The vindication of Kate Forbes

Humza Yousaf, Kate Forbes and Ash Regan during the 2023 leadership debate (Photo: Getty)

So much for Scotland being the home of ‘radical’ progressive politics. 

After almost two decades of the Scottish National party saying that Scots are fundamentally different to their neighbours – wiser, more compassionate, just generally better – the party now reckons Scottish voters might just share the same priorities as those south of the border. 

First, SNP members selected 60-year-old former deputy first minister John Swinney – a self-declared centrist – as leader to replace the hapless Humza Yousaf. Members clearly wanted to bring some calm to a party riven with splits over independence strategy and policy priorities.

Then, shortly after Mr Swinney was sworn in as Scotland’s seventh first minister on Wednesday, it was announced that he has selected Kate Forbes to be his second-in-command. This is a recognition that Scotland is a far more ‘small c’ conservative nation than the priorities of recent SNP governments might suggest.

When Nicola Sturgeon stepped down as her party’s leader last year (prompting Swinney’s resignation as deputy first minister), Forbes was, along with Ash Regan and Humza Yousaf, one of three candidates to succeed her.

The victorious Yousaf was the continuity candidate, utterly loyal to his predecessor and determined to follow her priorities, including pushing forward hugely controversial legislation on gender equality.

Regan, something of a lightweight on policy, was the first candidate to fall in that race (shortly after defeat, she defected to the Alba party, established by former SNP leader Alex Salmond). But Forbes gave Yousaf a run for his money.

Early in the contest, Forbes – a devout member of the deeply socially conservative Free Church of Scotland – revealed that, had she been a member of parliament at the time, she would not have voted in favour of same-sex marriage.

Although Forbes insisted she had no desire to roll back any existing equality legislation, senior SNP figures were among those briefing heavily that she must not become leader.

Yousaf ended up winning the leadership by just 52 to 48 per cent and, rather than clasping former finance secretary Forbes close, offered her a demotion she was compelled – correctly – to reject.

The tight result though brought to an end the myth that the SNP is a party of the radical left. In fact, a great many of its members were – and remain – entirely comfortable with Forbes’s rather out-of-date views.

While Yousaf blundered through a miserable year of leadership, which included major developments in a police investigation into SNP finances, Forbes sat on the backbenches, her reputation for competence growing on the basis that things couldn’t get any worse than they were.

Forbes’s views remain an issue for colleagues. Indeed, a key factor in Swinney’s decision to return from the political twilight was the fear among senior figures that she might win a contest to succeed Yousaf and, in the process, create yet more division in a party already in crisis.

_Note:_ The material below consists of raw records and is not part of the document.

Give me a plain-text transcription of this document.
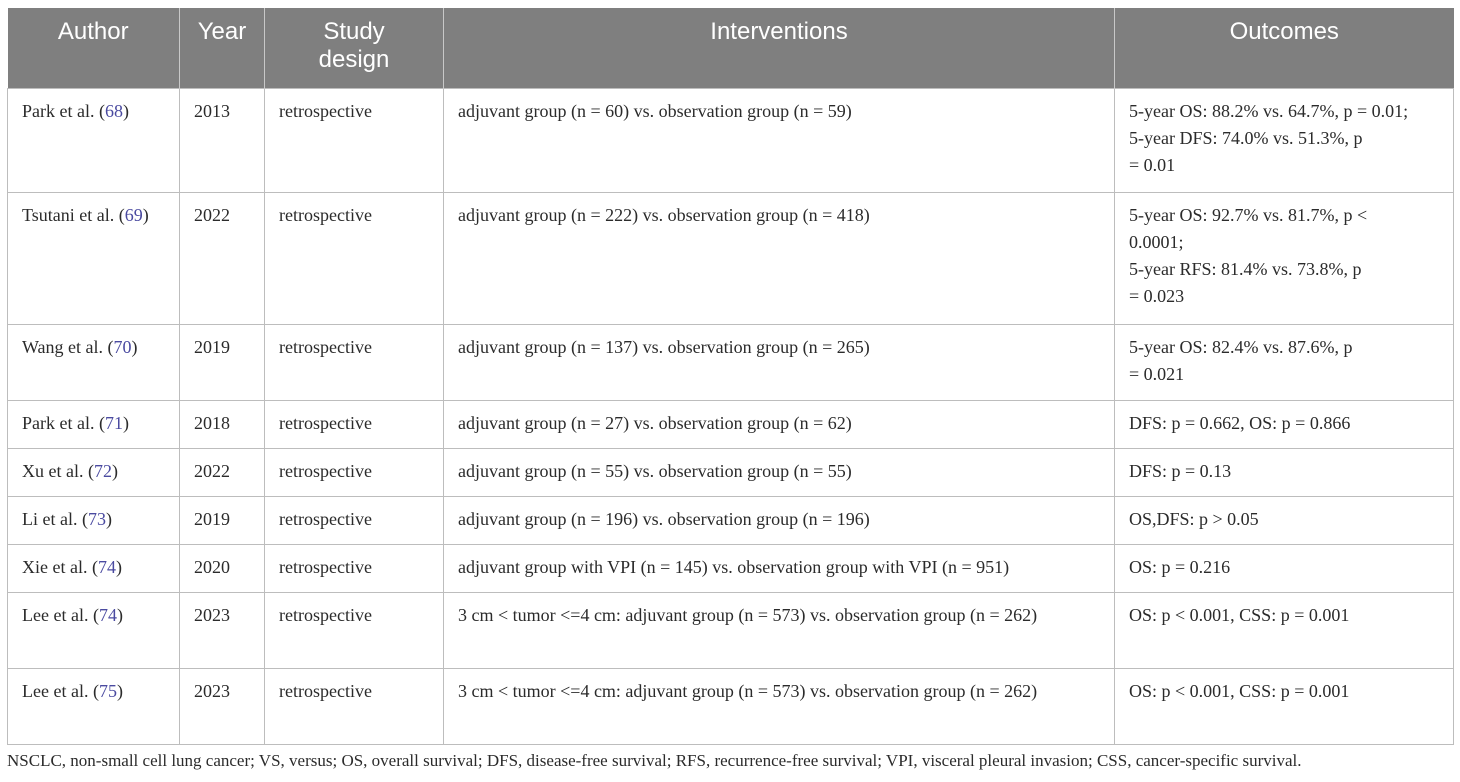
Author	Year	Study design	Interventions	Outcomes
Park et al. (68)	2013	retrospective	adjuvant group (n = 60) vs. observation group (n = 59)	5-year OS: 88.2% vs. 64.7%, p = 0.01;
5-year DFS: 74.0% vs. 51.3%, p
= 0.01

Tsutani et al. (69)	2022	retrospective	adjuvant group (n = 222) vs. observation group (n = 418)	5-year OS: 92.7% vs. 81.7%, p <
0.0001;
5-year RFS: 81.4% vs. 73.8%, p
= 0.023

Wang et al. (70)	2019	retrospective	adjuvant group (n = 137) vs. observation group (n = 265)	5-year OS: 82.4% vs. 87.6%, p
= 0.021

Park et al. (71)	2018	retrospective	adjuvant group (n = 27) vs. observation group (n = 62)	DFS: p = 0.662, OS: p = 0.866

Xu et al. (72)	2022	retrospective	adjuvant group (n = 55) vs. observation group (n = 55)	DFS: p = 0.13

Li et al. (73)	2019	retrospective	adjuvant group (n = 196) vs. observation group (n = 196)	OS,DFS: p > 0.05

Xie et al. (74)	2020	retrospective	adjuvant group with VPI (n = 145) vs. observation group with VPI (n = 951)	OS: p = 0.216

Lee et al. (74)	2023	retrospective	3 cm < tumor <=4 cm: adjuvant group (n = 573) vs. observation group (n = 262)	OS: p < 0.001, CSS: p = 0.001

Lee et al. (75)	2023	retrospective	3 cm < tumor <=4 cm: adjuvant group (n = 573) vs. observation group (n = 262)	OS: p < 0.001, CSS: p = 0.001
NSCLC, non-small cell lung cancer; VS, versus; OS, overall survival; DFS, disease-free survival; RFS, recurrence-free survival; VPI, visceral pleural invasion; CSS, cancer-specific survival.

Along with her views on gay marriage, Forbes is no fan of the SNP’s obsession with gender ideology. She has expressed concerns about the failed plan to reform the Gender Recognition Act and is sympathetic to the views of feminist campaigners who worry about the impact on women’s rights of trans rights.

The SNP’s former government partners, the Scottish Greens, made it clear last week – without naming her – that they would struggle to work with First Minister Forbes. While the choice of Yousaf’s replacement was for the SNP, the Greens wanted to see someone who shared their priorities.

Forbes does not come near to living up to the ‘standards’ set by the crank Greens, whose focus on the environment has long since been eclipsed by their desire to push forward contentious legislation backed by government-funded equality groups.

The appointment of Kate Forbes to the second most powerful position in government will infuriate many on the nationalist left. But the truth is she represents the views of a great many Scots – including half the members of the SNP.